Seems an old dog can learn new tricks after all. Based on Tracy Letts' Off-Broadway hit from a few years back, Friedkin's most modestly produced feature since 1970 mostly confines its creepy-crawly head games to one dingy motel room, where an Oklahoma honky-tonk barmaid (Ashley Judd) holes up with a wigged-out stranger (Michael Shannon) just back from major combat operations in the Middle East. To varying degrees, these two damaged, desperate souls let their imaginations run wild in tight quarters, leading to full-on madness and an erotic/violent climax right out of Almodvar's Matador. For now, let's just say the vet has got something under his skin—an itch he can't sufficiently scratch. As for Judd's jittery Agnes, who collects coins in a glass jar and opens a wine bottle with her teeth, she has been having a rough time ever since her toddler son went missing; in recent years, she has also struggled to keep a distance from the inmate ex-husband (Harry Connick Jr.) who battered her. At the start of the movie, Agnes gets crank phone calls that suggest the convict has been sprung. Message: The war at home is a killer, too.
Not to say that Friedkin, whose demonic-possession flick threatened to exorcise the unholy women's-lib movement in '73, has finally gotten political. Flamboyantly absurd, Bug often plays like a satire of the lefty paranoia cinema that was big in Friedkin's Hollywood heyday. And yet its psychological insights into mental illness remain acute, even sensitive; if nothing else, the newly penny-pinching director doesn't disparage the veteran head case whose bugged-out condition lends such post-traumatic ingenuity to the bare-bones production. Halfway through, when the cheap-motel mise-en-scene begins to feel familiar, our resident weirdo—convinced that a nefarious Army experiment has left him with tiny “rogue aphids” in his bloodstream—proceeds to wrap the entire room in tinfoil. Presto—a new movie set at Reynolds Wrap prices!
Friedkin's other affordable manipulations are unnervingly effective as well. In tight close-ups, he favors flicking the zoom lens forward just a smidgen to enhance the flop-sweat feel of an already clammy, claustrophobic film.

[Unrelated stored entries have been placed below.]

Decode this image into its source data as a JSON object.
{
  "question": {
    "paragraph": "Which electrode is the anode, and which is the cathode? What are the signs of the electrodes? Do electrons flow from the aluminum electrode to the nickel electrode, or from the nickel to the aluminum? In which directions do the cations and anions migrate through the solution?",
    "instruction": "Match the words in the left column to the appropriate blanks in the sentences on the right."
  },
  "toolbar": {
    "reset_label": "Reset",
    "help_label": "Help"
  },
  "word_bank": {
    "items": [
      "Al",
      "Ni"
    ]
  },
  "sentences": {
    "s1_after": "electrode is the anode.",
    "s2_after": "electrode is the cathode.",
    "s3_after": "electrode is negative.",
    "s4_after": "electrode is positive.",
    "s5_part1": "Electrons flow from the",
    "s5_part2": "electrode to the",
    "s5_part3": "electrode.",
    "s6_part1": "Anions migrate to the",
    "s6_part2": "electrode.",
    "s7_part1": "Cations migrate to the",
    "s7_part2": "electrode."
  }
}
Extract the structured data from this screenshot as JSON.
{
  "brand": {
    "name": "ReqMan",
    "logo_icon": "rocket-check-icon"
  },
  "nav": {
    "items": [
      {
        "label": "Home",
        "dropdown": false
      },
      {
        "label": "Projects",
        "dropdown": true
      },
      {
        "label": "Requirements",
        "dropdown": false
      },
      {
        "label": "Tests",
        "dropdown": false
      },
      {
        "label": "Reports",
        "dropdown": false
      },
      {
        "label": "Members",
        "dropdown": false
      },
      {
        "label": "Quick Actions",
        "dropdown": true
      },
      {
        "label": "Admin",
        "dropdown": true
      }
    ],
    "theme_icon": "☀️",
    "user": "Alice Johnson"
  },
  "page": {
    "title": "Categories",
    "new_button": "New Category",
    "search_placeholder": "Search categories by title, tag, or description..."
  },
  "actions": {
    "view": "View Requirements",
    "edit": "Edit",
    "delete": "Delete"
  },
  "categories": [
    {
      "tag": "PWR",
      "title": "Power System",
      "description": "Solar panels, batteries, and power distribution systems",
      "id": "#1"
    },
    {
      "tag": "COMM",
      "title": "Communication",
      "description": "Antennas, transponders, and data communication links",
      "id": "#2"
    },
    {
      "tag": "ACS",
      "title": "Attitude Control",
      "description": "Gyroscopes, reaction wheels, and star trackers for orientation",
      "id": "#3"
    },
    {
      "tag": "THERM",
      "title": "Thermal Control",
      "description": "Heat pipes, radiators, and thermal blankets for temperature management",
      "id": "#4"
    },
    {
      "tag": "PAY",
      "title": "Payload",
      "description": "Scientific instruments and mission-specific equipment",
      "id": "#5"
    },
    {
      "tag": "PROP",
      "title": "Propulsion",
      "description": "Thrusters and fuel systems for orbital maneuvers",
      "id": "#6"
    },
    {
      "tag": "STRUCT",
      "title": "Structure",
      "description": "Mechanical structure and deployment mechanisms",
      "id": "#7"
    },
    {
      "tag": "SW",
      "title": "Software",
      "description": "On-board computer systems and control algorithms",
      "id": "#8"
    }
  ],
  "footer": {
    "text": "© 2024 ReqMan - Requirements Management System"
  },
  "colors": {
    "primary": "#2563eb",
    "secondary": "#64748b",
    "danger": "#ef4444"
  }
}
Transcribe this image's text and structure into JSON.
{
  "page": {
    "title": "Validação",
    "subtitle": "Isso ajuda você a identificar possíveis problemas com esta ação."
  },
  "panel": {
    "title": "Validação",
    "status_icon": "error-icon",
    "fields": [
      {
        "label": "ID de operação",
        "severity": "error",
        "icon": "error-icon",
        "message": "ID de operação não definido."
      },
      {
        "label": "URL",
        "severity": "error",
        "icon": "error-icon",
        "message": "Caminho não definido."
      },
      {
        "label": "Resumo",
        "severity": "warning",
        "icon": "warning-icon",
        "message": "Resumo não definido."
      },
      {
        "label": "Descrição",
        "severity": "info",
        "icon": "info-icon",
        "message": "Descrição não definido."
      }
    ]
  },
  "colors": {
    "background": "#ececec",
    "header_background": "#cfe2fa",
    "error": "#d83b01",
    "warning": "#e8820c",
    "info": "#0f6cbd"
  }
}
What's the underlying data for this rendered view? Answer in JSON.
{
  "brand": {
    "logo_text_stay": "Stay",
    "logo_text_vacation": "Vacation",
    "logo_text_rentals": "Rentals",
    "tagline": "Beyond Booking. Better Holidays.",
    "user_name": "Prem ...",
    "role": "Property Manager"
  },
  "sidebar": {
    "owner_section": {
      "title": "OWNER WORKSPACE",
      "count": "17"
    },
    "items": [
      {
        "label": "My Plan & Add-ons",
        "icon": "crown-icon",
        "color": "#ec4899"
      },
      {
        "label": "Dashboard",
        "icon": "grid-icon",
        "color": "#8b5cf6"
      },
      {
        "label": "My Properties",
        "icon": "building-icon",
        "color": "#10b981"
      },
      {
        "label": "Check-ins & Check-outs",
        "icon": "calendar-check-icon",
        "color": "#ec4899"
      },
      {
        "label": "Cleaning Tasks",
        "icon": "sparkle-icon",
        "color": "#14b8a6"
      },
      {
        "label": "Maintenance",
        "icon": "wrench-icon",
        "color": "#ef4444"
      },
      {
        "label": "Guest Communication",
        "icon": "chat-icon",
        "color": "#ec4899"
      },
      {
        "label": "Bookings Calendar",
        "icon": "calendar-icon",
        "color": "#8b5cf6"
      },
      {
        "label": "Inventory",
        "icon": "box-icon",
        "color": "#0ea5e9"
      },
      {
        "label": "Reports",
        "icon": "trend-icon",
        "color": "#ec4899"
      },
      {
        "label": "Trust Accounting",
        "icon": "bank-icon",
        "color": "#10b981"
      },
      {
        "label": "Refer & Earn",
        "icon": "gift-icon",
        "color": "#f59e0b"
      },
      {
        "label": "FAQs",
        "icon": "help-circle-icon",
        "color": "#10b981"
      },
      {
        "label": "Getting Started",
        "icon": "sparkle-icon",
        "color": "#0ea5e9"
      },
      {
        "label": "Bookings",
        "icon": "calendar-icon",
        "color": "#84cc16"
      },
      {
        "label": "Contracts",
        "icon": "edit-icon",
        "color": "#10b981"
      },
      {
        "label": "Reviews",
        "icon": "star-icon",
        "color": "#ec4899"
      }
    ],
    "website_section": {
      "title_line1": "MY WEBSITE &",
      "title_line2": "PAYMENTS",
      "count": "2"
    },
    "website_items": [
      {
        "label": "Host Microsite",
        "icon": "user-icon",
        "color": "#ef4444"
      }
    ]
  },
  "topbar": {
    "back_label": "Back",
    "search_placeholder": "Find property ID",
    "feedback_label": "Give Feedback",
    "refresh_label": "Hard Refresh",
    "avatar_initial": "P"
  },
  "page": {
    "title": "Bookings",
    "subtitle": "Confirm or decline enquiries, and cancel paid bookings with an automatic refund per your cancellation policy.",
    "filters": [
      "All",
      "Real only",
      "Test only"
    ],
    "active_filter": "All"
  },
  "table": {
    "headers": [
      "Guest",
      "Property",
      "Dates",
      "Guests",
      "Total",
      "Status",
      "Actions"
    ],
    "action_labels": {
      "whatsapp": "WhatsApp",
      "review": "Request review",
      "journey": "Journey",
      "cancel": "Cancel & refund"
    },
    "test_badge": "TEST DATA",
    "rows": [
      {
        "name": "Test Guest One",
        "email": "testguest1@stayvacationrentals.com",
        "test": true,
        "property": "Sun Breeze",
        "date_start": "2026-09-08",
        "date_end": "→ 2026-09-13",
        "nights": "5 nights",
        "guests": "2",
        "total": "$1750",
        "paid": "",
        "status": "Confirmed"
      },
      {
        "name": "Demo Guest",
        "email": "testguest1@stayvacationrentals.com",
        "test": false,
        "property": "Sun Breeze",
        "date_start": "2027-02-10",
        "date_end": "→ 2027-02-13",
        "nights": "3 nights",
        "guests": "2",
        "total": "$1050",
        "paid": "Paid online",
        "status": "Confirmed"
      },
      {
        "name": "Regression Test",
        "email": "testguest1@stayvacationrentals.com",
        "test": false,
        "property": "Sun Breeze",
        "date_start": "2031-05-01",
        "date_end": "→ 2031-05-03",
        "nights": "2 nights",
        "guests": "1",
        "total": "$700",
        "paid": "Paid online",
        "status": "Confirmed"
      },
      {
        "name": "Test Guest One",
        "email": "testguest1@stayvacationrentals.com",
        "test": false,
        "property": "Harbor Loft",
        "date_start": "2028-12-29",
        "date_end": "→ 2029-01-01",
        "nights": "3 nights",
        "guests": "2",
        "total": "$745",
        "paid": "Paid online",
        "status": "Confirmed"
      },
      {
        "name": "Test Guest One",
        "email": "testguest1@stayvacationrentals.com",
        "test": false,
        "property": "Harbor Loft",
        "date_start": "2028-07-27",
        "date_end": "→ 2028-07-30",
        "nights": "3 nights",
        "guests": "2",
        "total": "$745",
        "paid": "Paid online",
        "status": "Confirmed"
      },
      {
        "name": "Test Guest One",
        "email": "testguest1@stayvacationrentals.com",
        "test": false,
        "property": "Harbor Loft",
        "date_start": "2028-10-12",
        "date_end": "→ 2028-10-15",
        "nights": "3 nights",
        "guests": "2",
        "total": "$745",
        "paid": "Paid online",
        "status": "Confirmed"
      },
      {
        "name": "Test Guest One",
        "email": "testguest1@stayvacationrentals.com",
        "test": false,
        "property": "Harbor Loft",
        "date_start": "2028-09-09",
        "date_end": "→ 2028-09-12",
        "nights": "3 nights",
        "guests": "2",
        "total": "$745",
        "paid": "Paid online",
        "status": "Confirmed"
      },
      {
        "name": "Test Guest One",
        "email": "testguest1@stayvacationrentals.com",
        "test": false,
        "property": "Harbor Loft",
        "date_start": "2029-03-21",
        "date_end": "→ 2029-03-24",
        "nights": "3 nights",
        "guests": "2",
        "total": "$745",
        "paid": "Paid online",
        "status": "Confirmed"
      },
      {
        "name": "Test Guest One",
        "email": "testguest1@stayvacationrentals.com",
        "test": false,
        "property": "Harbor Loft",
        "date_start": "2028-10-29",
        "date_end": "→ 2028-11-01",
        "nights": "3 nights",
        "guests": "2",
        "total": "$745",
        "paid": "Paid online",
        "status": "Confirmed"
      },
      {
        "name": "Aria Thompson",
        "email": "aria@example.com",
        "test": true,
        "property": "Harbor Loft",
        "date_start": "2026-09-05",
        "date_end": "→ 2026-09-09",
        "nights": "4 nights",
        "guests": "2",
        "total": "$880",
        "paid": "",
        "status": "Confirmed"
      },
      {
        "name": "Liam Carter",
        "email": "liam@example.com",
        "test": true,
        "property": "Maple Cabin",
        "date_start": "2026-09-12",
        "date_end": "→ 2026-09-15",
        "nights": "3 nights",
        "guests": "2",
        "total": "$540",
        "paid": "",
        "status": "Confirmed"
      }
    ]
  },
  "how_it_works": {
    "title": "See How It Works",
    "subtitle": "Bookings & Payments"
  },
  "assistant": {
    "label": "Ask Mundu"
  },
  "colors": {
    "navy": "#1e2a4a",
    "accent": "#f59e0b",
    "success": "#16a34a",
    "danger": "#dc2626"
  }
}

More than Vacancy, the season's other room-for-rent thriller, Bug has an aesthetic bead on the cut-rate menace of motel hell: The sounds of clanging old phones, buzzing fluorescent lights and an ill smoke alarm are amped to aptly torturous levels. But beyond the movie's minor effects, including snippets of cattle-prod shock-style cutting, ostensibly there to goose the first hour for Saw fans, Bug is principally a showcase for actors, rarely more than two onscreen at a time. Connick's testy scenes with Shannon are precise studies in she's-mine macho posturing, allowing Friedkin to imply that, for the heroine, the abusive ex-con isn't the only man she may need to fear. As for Judd, her persistent interest in working-class-female neurosis continues to be about more than trading the makeup kit for a shot at Oscar gold. Needing a man, any man, even a self-mutilating lunatic (“Guess I'd rather talk with you about bugs than nuthin' with nobody”), her Agnes undergoes an extreme, insect-like metamorphosis, turning Bug itself from a horror movie into something like a love story.
Love? How will such mushy stuff fly with Lionsgate's core gore audience? Well, at a mere $4 million, seemingly recoupable on DVD alone, Bug makes what the kids think appear rather irrelevant—which in turn makes the film look like a rare triumph for the old New Hollywood. Friedkin's fellow '70s players—Coppola, De Palma, Scorsese, Spielberg—wouldn't dare work at this neo-grind-house level, and it's a damn shame. Only with nothing left to lose will a heartbroken survivor—like Agnes, like Friedkin—be willing to get down and dirty.